General Insurance Financial Overview
Glossary of Non-GAAP
Financial Measures
B
Glossary of Non-GAAP
Book Value per Common Share, Excluding Accumulated Other Comprehensive Income (Loss) (AOCI) adjusted for the cumulative unrealized gains
and losses related to Fortitude Re funds withheld assets and Deferred Tax Assets (DTA) (Adjusted Book Value per Common Share) is used to show the
amount of our net worth on a per-common share basis after eliminating items that can fluctuate significantly from period to period including changes in fair
value of AIG's available for sale securities portfolio, foreign currency translation adjustments and U.S. tax attribute deferred tax assets. This measure also
eliminates the asymmetrical impact resulting from changes in fair value of our available for sale securities portfolio wherein there is largely no offsetting
impact for certain related insurance liabilities. In addition, we adjust for the cumulative unrealized gains and losses related to Fortitude Re funds withheld
assets since these fair value movements are economically transferred to Fortitude Re. We exclude deferred tax assets representing U.S. tax attributes
related to net operating loss carryforwards and foreign tax credits as they have not yet been utilized. Amounts for interim periods are estimates based on
projections of full-year attribute utilization. As net operating loss carryforwards and foreign tax credits are utilized, the portion of the DTA utilized is
included in these book value per common share metrics. Adjusted Book Value per Common Share is derived by dividing Total AIG common shareholders'
equity, excluding AOCI adjusted for the cumulative unrealized gains and losses related to Fortitude Re funds withheld assets, and DTA (Adjusted Common
Shareholders' Equity), by total common shares outstanding.
■ Book Value per Common Share, Excluding Goodwill, Value of Business Acquired (VOBA), Value of Distribution Channel Acquired (VODA), Other
Intangible Assets, AOCI adjusted for the cumulative unrealized gains and losses related to Fortitude Re funds withheld assets, and Deferred Tax
Assets (DTA) (Adjusted Tangible Book Value per Common Share) is used to provide more accurate measure of the realizable value of shareholder on a
per-common share basis. Adjusted Tangible Book Value per Common Share is derived by dividing Total AIG common shareholders' equity, excluding
intangible assets, AOCI adjusted for the cumulative unrealized gains and losses related to Fortitude Re funds withheld assets, and DTA (Adjusted Tangible
Common Shareholders' Equity), by total common shares outstanding.

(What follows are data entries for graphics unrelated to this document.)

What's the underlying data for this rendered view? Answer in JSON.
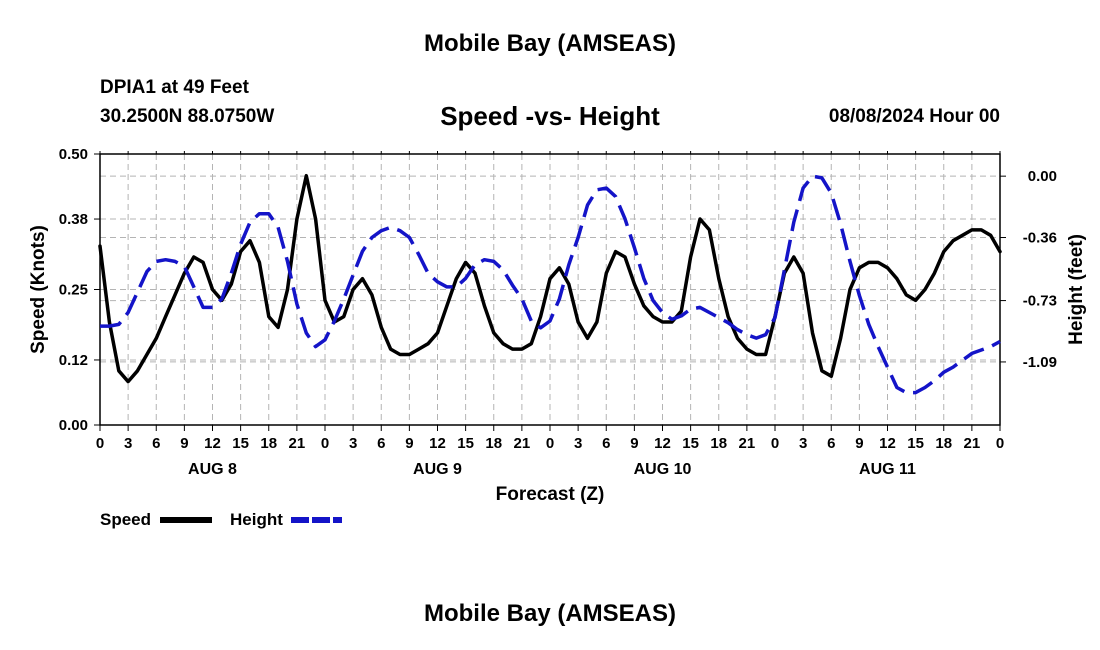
{
  "page_title": "Mobile Bay (AMSEAS)",
  "footer_title": "Mobile Bay (AMSEAS)",
  "station": {
    "name": "DPIA1 at 49 Feet",
    "coords": "30.2500N  88.0750W",
    "datetime": "08/08/2024 Hour 00"
  },
  "chart_data": {
    "type": "line",
    "title": "Speed -vs- Height",
    "xlabel": "Forecast (Z)",
    "ylabel_left": "Speed (Knots)",
    "ylabel_right": "Height (feet)",
    "x_range_hours": [
      0,
      96
    ],
    "left_ylim": [
      0,
      0.5
    ],
    "left_ticks": [
      "0.00",
      "0.12",
      "0.25",
      "0.38",
      "0.50"
    ],
    "right_ylim": [
      -1.46,
      0.13
    ],
    "right_ticks": [
      "0.00",
      "-0.36",
      "-0.73",
      "-1.09"
    ],
    "x_tick_labels": [
      "0",
      "3",
      "6",
      "9",
      "12",
      "15",
      "18",
      "21",
      "0",
      "3",
      "6",
      "9",
      "12",
      "15",
      "18",
      "21",
      "0",
      "3",
      "6",
      "9",
      "12",
      "15",
      "18",
      "21",
      "0",
      "3",
      "6",
      "9",
      "12",
      "15",
      "18",
      "21",
      "0"
    ],
    "day_labels": [
      "AUG 8",
      "AUG 9",
      "AUG 10",
      "AUG 11"
    ],
    "grid": true,
    "legend": "bottom-left",
    "series": [
      {
        "name": "Speed",
        "axis": "left",
        "color": "#000000",
        "style": "solid",
        "x": [
          0,
          1,
          2,
          3,
          4,
          5,
          6,
          7,
          8,
          9,
          10,
          11,
          12,
          13,
          14,
          15,
          16,
          17,
          18,
          19,
          20,
          21,
          22,
          23,
          24,
          25,
          26,
          27,
          28,
          29,
          30,
          31,
          32,
          33,
          34,
          35,
          36,
          37,
          38,
          39,
          40,
          41,
          42,
          43,
          44,
          45,
          46,
          47,
          48,
          49,
          50,
          51,
          52,
          53,
          54,
          55,
          56,
          57,
          58,
          59,
          60,
          61,
          62,
          63,
          64,
          65,
          66,
          67,
          68,
          69,
          70,
          71,
          72,
          73,
          74,
          75,
          76,
          77,
          78,
          79,
          80,
          81,
          82,
          83,
          84,
          85,
          86,
          87,
          88,
          89,
          90,
          91,
          92,
          93,
          94,
          95,
          96
        ],
        "values": [
          0.33,
          0.19,
          0.1,
          0.08,
          0.1,
          0.13,
          0.16,
          0.2,
          0.24,
          0.28,
          0.31,
          0.3,
          0.25,
          0.23,
          0.26,
          0.32,
          0.34,
          0.3,
          0.2,
          0.18,
          0.25,
          0.38,
          0.46,
          0.38,
          0.23,
          0.19,
          0.2,
          0.25,
          0.27,
          0.24,
          0.18,
          0.14,
          0.13,
          0.13,
          0.14,
          0.15,
          0.17,
          0.22,
          0.27,
          0.3,
          0.28,
          0.22,
          0.17,
          0.15,
          0.14,
          0.14,
          0.15,
          0.2,
          0.27,
          0.29,
          0.26,
          0.19,
          0.16,
          0.19,
          0.28,
          0.32,
          0.31,
          0.26,
          0.22,
          0.2,
          0.19,
          0.19,
          0.21,
          0.31,
          0.38,
          0.36,
          0.27,
          0.2,
          0.16,
          0.14,
          0.13,
          0.13,
          0.2,
          0.28,
          0.31,
          0.28,
          0.17,
          0.1,
          0.09,
          0.16,
          0.25,
          0.29,
          0.3,
          0.3,
          0.29,
          0.27,
          0.24,
          0.23,
          0.25,
          0.28,
          0.32,
          0.34,
          0.35,
          0.36,
          0.36,
          0.35,
          0.32
        ]
      },
      {
        "name": "Height",
        "axis": "right",
        "color": "#1414c8",
        "style": "dashed",
        "x": [
          0,
          1,
          2,
          3,
          4,
          5,
          6,
          7,
          8,
          9,
          10,
          11,
          12,
          13,
          14,
          15,
          16,
          17,
          18,
          19,
          20,
          21,
          22,
          23,
          24,
          25,
          26,
          27,
          28,
          29,
          30,
          31,
          32,
          33,
          34,
          35,
          36,
          37,
          38,
          39,
          40,
          41,
          42,
          43,
          44,
          45,
          46,
          47,
          48,
          49,
          50,
          51,
          52,
          53,
          54,
          55,
          56,
          57,
          58,
          59,
          60,
          61,
          62,
          63,
          64,
          65,
          66,
          67,
          68,
          69,
          70,
          71,
          72,
          73,
          74,
          75,
          76,
          77,
          78,
          79,
          80,
          81,
          82,
          83,
          84,
          85,
          86,
          87,
          88,
          89,
          90,
          91,
          92,
          93,
          94,
          95,
          96
        ],
        "values": [
          -0.88,
          -0.88,
          -0.87,
          -0.8,
          -0.68,
          -0.56,
          -0.5,
          -0.49,
          -0.5,
          -0.53,
          -0.65,
          -0.77,
          -0.77,
          -0.72,
          -0.57,
          -0.4,
          -0.27,
          -0.22,
          -0.22,
          -0.3,
          -0.5,
          -0.75,
          -0.92,
          -1.0,
          -0.96,
          -0.85,
          -0.72,
          -0.58,
          -0.44,
          -0.36,
          -0.32,
          -0.3,
          -0.32,
          -0.36,
          -0.46,
          -0.57,
          -0.62,
          -0.65,
          -0.65,
          -0.6,
          -0.52,
          -0.49,
          -0.5,
          -0.55,
          -0.64,
          -0.72,
          -0.85,
          -0.89,
          -0.85,
          -0.72,
          -0.52,
          -0.36,
          -0.17,
          -0.08,
          -0.07,
          -0.12,
          -0.25,
          -0.42,
          -0.6,
          -0.73,
          -0.8,
          -0.84,
          -0.82,
          -0.78,
          -0.77,
          -0.8,
          -0.83,
          -0.86,
          -0.9,
          -0.93,
          -0.95,
          -0.93,
          -0.83,
          -0.55,
          -0.27,
          -0.07,
          0.0,
          -0.01,
          -0.1,
          -0.28,
          -0.5,
          -0.7,
          -0.87,
          -1.0,
          -1.12,
          -1.24,
          -1.27,
          -1.27,
          -1.24,
          -1.2,
          -1.15,
          -1.12,
          -1.08,
          -1.04,
          -1.02,
          -1.0,
          -0.97
        ]
      }
    ]
  }
}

■ AIG Return on Common Equity (ROCE) - Adjusted After-tax Income Excluding AOCI adjusted for the cumulative unrealized gains and losses related
to Fortitude Re funds withheld assets and DTA (Adjusted Return on Common Equity) is used to show the rate of return on common shareholders'
equity. We believe this measure is useful to investors because it eliminates items that can fluctuate significantly from period to period, including changes in
fair value of our available for sale securities portfolio, foreign currency translation adjustments and U.S. tax attribute deferred tax assets. This measure also
eliminates the asymmetrical impact resulting from changes in fair value of our available for sale securities portfolio wherein there is largely no offsetting
impact for certain related insurance liabilities. In addition, we adjust for the cumulative unrealized gains and losses related to Fortitude Re funds withheld
assets since these fair value movements are economically transferred to Fortitude Re. We exclude deferred tax assets representing U.S. tax attributes
related to net operating loss carryforwards and foreign tax credits as they have not yet been utilized. Amounts for interim periods are estimates based on
projections of full-year attribute utilization. As net operating loss carryforwards and foreign tax credits are utilized, the portion of the DTA utilized is
included in Adjusted Return on Common Equity. Adjusted Return on Common Equity is derived by dividing actual or annualized adjusted after-tax income
attributable to AIG common shareholders by average Adjusted Common Shareholders' Equity.
■ General Insurance and Life and Retirement Adjusted Segment Common Equity is based on segment equity adjusted for the attribution of debt and
preferred stock (Segment Common Equity) and is consistent with AIG's Adjusted Common Shareholders' Equity definition.
■ General Insurance and Life and Retirement Return on Adjusted Segment Common Equity - Adjusted After-tax Income (Return on Adjusted Segment
Common Equity) is used to show the rate of return on Adjusted Segment Common Equity. Return on Adjusted Segment Common Equity is derived by
dividing actual or annualized Adjusted After-tax Income by Average Adjusted Segment Common Equity.
Adjusted After-tax Income Attributable to General Insurance and Life and Retirement is derived by subtracting attributed interest expense, income tax
expense and attributed dividends on preferred stock from APTI. Attributed debt and the related interest expense and dividends on preferred stock are
calculated based on our internal allocation model. Tax expense or benefit is calculated based on an internal attribution methodology that considers among
other things the taxing jurisdiction in which the segments conduct business, as well as the deductibility of expenses in those jurisdictions.